Data Flow¶
This page traces a piece of data from an upstream OLTP system all the way to an executive dashboard and an AI agent answering a natural-language question.
End-to-End Pipeline¶
flowchart LR
subgraph Sources
OLTP[(OLTP / SaaS<br/>PostgreSQL, APIs, files)]
end
subgraph Ingestion[Layer 1 — Ingestion]
DAG[Airflow DAG<br/>akko_banking_fraud_demo]
SPARKI[Spark Connect<br/>JDBC replicator]
end
subgraph Storage[Layer 2 — Storage]
PG[(PostgreSQL<br/>akko-postgresql-data)]
MINIO[(SeaweedFS<br/>akko-warehouse bucket)]
POL[Apache Polaris<br/>Iceberg REST catalog]
end
subgraph Compute[Layer 3 — Compute]
TRINO[Trino 480<br/>federated SQL]
DBT[dbt Core<br/>semantic layer]
SPARK[Spark Connect<br/>ETL + ML features]
end
subgraph Consume[Layer 5 — Consumption]
SUP[Superset<br/>dashboards]
JH[JupyterHub<br/>notebooks]
ADEN[ADEN<br/>NL to SQL to Streamlit]
end
subgraph Govern[Layer 6 — Governance]
OM[OpenMetadata<br/>lineage + tags]
KC[Keycloak<br/>OIDC tokens]
end
OLTP -->|CDC / batch| DAG
DAG --> PG
DAG --> SPARKI
SPARKI -->|MERGE INTO iceberg.banking.transactions| POL
POL -.metadata.-> MINIO
POL --> TRINO
PG --> TRINO
TRINO --> DBT
DBT --> POL
TRINO --> SUP
TRINO --> JH
TRINO --> ADEN
SPARK --> JH
OM -.column-level lineage.-> TRINO
OM -.ingest.-> POL
KC -.user token.-> TRINO
KC -.user token.-> SUP
KC -.user token.-> ADEN
Step-by-Step¶
1. Raw ingestion — Postgres / files / API¶
Airflow DAGs land raw rows in akko-postgresql-data or directly in SeaweedFS (S3). The akko_banking_fraud_demo DAG calls generate_transactions.py, then hands off to Spark Connect for JDBC replication.

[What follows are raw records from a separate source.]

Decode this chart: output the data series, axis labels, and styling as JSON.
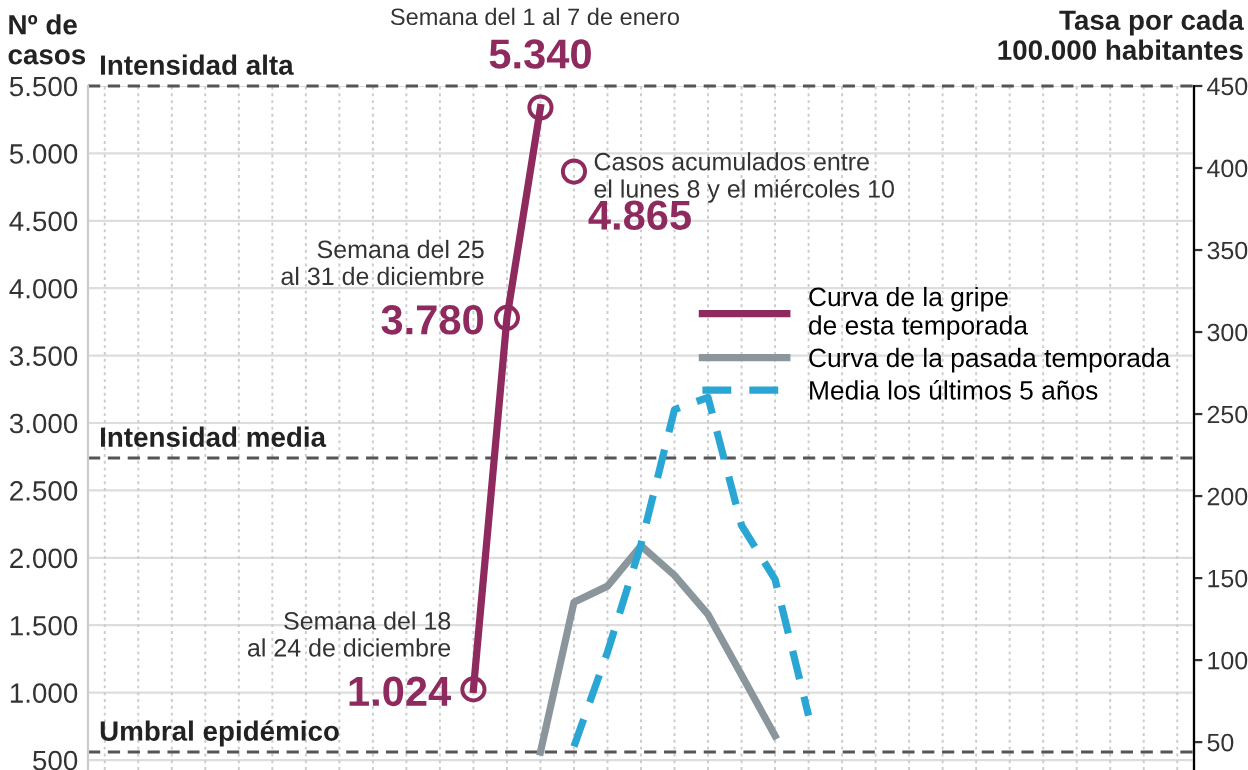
{
  "chart_data": {
    "type": "line",
    "ylabel": "Nº de\ncasos",
    "y2label": "Tasa por cada\n100.000 habitantes",
    "categories": [
      null,
      null,
      null,
      null,
      null,
      null,
      null,
      null,
      null,
      null,
      null,
      null,
      null,
      null,
      null,
      null,
      null,
      null,
      null,
      null,
      null,
      null,
      null,
      null,
      null,
      null,
      null,
      null,
      null,
      null,
      null,
      null,
      null
    ],
    "series": [
      {
        "name": "Curva de la gripe\nde esta temporada",
        "color": "#8e2a5e",
        "marker": "circle",
        "values": [
          null,
          null,
          null,
          null,
          null,
          null,
          null,
          null,
          null,
          null,
          null,
          1024,
          3780,
          5340,
          null,
          null,
          null,
          null,
          null,
          null,
          null,
          null,
          null,
          null,
          null,
          null,
          null,
          null,
          null,
          null,
          null,
          null,
          null
        ],
        "value_labels": [
          null,
          null,
          null,
          null,
          null,
          null,
          null,
          null,
          null,
          null,
          null,
          "1.024",
          "3.780",
          "5.340",
          null,
          null,
          null,
          null,
          null,
          null,
          null,
          null,
          null,
          null,
          null,
          null,
          null,
          null,
          null,
          null,
          null,
          null,
          null
        ]
      },
      {
        "name": "Curva de la pasada temporada",
        "color": "#8a959c",
        "values": [
          null,
          null,
          null,
          null,
          null,
          null,
          null,
          null,
          null,
          null,
          null,
          null,
          null,
          560,
          1670,
          1790,
          2090,
          1870,
          1580,
          1130,
          680,
          null,
          null,
          null,
          null,
          null,
          null,
          null,
          null,
          null,
          null,
          null,
          null
        ]
      },
      {
        "name": "Media los últimos 5 años",
        "color": "#2aa6d4",
        "line_style": "dashed",
        "values": [
          null,
          null,
          null,
          null,
          null,
          null,
          null,
          null,
          null,
          null,
          null,
          null,
          null,
          null,
          600,
          1300,
          2100,
          3100,
          3190,
          2240,
          1840,
          830,
          null,
          null,
          null,
          null,
          null,
          null,
          null,
          null,
          null,
          null,
          null
        ]
      },
      {
        "type": "scatter",
        "color": "#8e2a5e",
        "marker": "circle",
        "values": [
          null,
          null,
          null,
          null,
          null,
          null,
          null,
          null,
          null,
          null,
          null,
          null,
          null,
          null,
          4865,
          null,
          null,
          null,
          null,
          null,
          null,
          null,
          null,
          null,
          null,
          null,
          null,
          null,
          null,
          null,
          null,
          null,
          null
        ],
        "value_labels": [
          null,
          null,
          null,
          null,
          null,
          null,
          null,
          null,
          null,
          null,
          null,
          null,
          null,
          null,
          "4.865",
          null,
          null,
          null,
          null,
          null,
          null,
          null,
          null,
          null,
          null,
          null,
          null,
          null,
          null,
          null,
          null,
          null,
          null
        ]
      }
    ],
    "annotations": [
      "Semana del 18\nal 24 de diciembre",
      "Semana del 25\nal 31 de diciembre",
      "Semana del 1 al 7 de enero",
      "Casos acumulados entre\nel lunes 8 y el miércoles 10"
    ],
    "ref_lines": [
      {
        "axis": "y",
        "value": 5500,
        "label": "Intensidad alta",
        "line_style": "dashed",
        "color": "#555555"
      },
      {
        "axis": "y",
        "value": 2740,
        "label": "Intensidad media",
        "line_style": "dashed",
        "color": "#555555"
      },
      {
        "axis": "y",
        "value": 560,
        "label": "Umbral epidémico",
        "line_style": "dashed",
        "color": "#555555"
      }
    ],
    "ylim": [
      426,
      5500
    ],
    "yticks": [
      500,
      {
        "value": 1000,
        "label": "1.000"
      },
      {
        "value": 1500,
        "label": "1.500"
      },
      {
        "value": 2000,
        "label": "2.000"
      },
      {
        "value": 2500,
        "label": "2.500"
      },
      {
        "value": 3000,
        "label": "3.000"
      },
      {
        "value": 3500,
        "label": "3.500"
      },
      {
        "value": 4000,
        "label": "4.000"
      },
      {
        "value": 4500,
        "label": "4.500"
      },
      {
        "value": 5000,
        "label": "5.000"
      },
      {
        "value": 5500,
        "label": "5.500"
      }
    ],
    "y2lim": [
      33,
      450
    ],
    "y2ticks": [
      50,
      100,
      150,
      200,
      250,
      300,
      350,
      400,
      450
    ],
    "tick_labels": "y",
    "grid": true,
    "legend": "right"
  }
}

2. Lakehouse write — Iceberg on SeaweedFS¶
Spark writes partitioned Iceberg tables (iceberg.banking.transactions, partitioned by region). Polaris stores the schema, snapshot history, and partition spec in its own PostgreSQL backend.
3. Query — Trino + dbt¶
Trino federates reads across iceberg and postgresql catalogs. dbt models (dbt-trino adapter) build curated layers (raw, staging, analytics). Every dbt run emits OpenLineage events that OpenMetadata consumes for column-level lineage.

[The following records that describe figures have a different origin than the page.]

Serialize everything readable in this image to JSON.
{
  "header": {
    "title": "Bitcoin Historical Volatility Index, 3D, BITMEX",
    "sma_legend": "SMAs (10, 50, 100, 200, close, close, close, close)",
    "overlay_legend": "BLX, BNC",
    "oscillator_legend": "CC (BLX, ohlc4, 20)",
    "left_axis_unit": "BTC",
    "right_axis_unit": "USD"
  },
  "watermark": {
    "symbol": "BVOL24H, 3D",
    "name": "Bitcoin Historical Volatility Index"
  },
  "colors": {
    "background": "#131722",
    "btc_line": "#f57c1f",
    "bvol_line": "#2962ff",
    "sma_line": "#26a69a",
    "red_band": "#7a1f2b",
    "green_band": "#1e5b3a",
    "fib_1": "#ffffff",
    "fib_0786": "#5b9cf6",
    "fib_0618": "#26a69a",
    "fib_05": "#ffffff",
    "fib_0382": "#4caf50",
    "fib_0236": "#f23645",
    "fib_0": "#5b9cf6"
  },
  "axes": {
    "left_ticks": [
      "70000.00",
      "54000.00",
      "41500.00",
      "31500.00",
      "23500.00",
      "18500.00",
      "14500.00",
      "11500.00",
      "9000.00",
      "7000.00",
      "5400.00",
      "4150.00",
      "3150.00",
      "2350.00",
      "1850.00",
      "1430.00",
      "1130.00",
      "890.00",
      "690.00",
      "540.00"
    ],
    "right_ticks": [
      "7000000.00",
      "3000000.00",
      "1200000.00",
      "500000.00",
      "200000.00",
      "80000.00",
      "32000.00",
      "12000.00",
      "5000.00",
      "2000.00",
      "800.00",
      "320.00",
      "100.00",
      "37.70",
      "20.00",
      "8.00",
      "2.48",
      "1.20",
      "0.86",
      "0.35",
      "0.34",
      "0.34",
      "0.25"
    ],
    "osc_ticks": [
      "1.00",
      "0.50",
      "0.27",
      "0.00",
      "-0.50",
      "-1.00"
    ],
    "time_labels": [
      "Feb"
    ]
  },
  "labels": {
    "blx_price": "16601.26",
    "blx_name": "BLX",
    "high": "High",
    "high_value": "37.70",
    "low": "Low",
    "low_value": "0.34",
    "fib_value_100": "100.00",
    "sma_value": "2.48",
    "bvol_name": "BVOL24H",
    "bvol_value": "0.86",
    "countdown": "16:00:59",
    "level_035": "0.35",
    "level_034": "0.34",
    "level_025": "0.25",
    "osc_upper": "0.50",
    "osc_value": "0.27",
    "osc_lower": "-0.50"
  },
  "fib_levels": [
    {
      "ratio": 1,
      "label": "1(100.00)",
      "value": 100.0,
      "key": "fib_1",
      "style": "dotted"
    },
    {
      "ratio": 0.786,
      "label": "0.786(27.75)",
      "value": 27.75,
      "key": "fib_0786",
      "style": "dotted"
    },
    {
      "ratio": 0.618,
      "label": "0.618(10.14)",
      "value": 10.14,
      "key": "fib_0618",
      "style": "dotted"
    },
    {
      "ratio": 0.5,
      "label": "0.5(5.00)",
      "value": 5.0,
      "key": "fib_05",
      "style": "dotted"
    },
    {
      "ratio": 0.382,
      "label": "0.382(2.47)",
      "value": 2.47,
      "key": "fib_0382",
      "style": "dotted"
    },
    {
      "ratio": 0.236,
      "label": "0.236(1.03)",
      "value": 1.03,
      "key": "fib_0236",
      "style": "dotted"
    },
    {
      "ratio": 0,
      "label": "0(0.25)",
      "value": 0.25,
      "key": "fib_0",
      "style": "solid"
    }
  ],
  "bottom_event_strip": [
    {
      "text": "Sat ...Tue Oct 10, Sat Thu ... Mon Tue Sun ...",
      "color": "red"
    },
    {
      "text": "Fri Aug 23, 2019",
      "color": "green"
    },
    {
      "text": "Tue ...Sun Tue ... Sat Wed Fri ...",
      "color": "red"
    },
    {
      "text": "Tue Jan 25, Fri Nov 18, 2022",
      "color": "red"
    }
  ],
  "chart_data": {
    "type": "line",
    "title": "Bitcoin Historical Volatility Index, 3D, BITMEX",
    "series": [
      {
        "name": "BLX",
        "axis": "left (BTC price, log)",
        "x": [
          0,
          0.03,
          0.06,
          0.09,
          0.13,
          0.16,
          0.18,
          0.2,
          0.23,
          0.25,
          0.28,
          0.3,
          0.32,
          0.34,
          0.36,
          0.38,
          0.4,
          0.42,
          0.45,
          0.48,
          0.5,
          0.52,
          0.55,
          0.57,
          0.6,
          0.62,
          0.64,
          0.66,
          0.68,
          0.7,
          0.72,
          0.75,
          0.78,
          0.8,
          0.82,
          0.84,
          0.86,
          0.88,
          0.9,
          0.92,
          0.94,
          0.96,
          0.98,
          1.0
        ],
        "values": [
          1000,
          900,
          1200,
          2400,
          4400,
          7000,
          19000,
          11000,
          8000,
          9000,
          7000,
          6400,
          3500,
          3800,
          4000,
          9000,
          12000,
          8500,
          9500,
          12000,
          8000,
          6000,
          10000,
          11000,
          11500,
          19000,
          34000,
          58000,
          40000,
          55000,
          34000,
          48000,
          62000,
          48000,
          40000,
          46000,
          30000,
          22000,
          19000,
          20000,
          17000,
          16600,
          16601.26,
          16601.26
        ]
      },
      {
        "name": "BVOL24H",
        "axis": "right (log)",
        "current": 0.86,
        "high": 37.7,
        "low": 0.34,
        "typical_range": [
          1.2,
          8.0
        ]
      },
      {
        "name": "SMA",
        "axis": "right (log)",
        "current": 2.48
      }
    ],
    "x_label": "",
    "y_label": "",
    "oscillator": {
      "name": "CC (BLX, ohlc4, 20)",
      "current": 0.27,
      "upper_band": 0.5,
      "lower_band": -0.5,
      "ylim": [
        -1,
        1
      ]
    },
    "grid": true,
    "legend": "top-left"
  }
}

4. Consumption — Superset, JupyterHub, ADEN¶
- Superset runs SQL against Trino using the user's Keycloak JWT — RBAC + masks applied per query.
- JupyterHub spawns
akko-notebookpods withjupyter-ai,dbt-trino,pysparkandduckdb. - ADEN (Layer 4) takes a natural-language question, calls OpenMetadata + OPA + LiteLLM, then executes the SQL through Trino with the caller's identity.

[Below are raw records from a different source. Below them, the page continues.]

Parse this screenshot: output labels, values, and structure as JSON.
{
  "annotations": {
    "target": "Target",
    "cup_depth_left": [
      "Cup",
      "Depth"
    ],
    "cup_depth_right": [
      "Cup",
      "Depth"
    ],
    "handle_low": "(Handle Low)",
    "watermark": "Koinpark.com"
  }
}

5. Governance — OpenMetadata + OPA + Keycloak¶
Every table lands in OpenMetadata with tags (PII, GDPR.Personal), business glossary terms, and lineage. OPA policies gate every Trino query on top of Keycloak role claims.
Reference Demo¶
The banking-fraud demo (/demos/banking-fraud/) runs this flow end-to-end in under 10 minutes on k3d:
- Seed synthetic transactions in Postgres.
- Replicate to Iceberg via Spark Connect.
- Train an Isolation Forest in MLflow.
- Score transactions with
akko_ai_anomaly()+akko_ai_sentiment()in a single MERGE. - Refresh the Superset dashboard.
- Ask ADEN: "Which regions saw a fraud rate above 5 % last week?"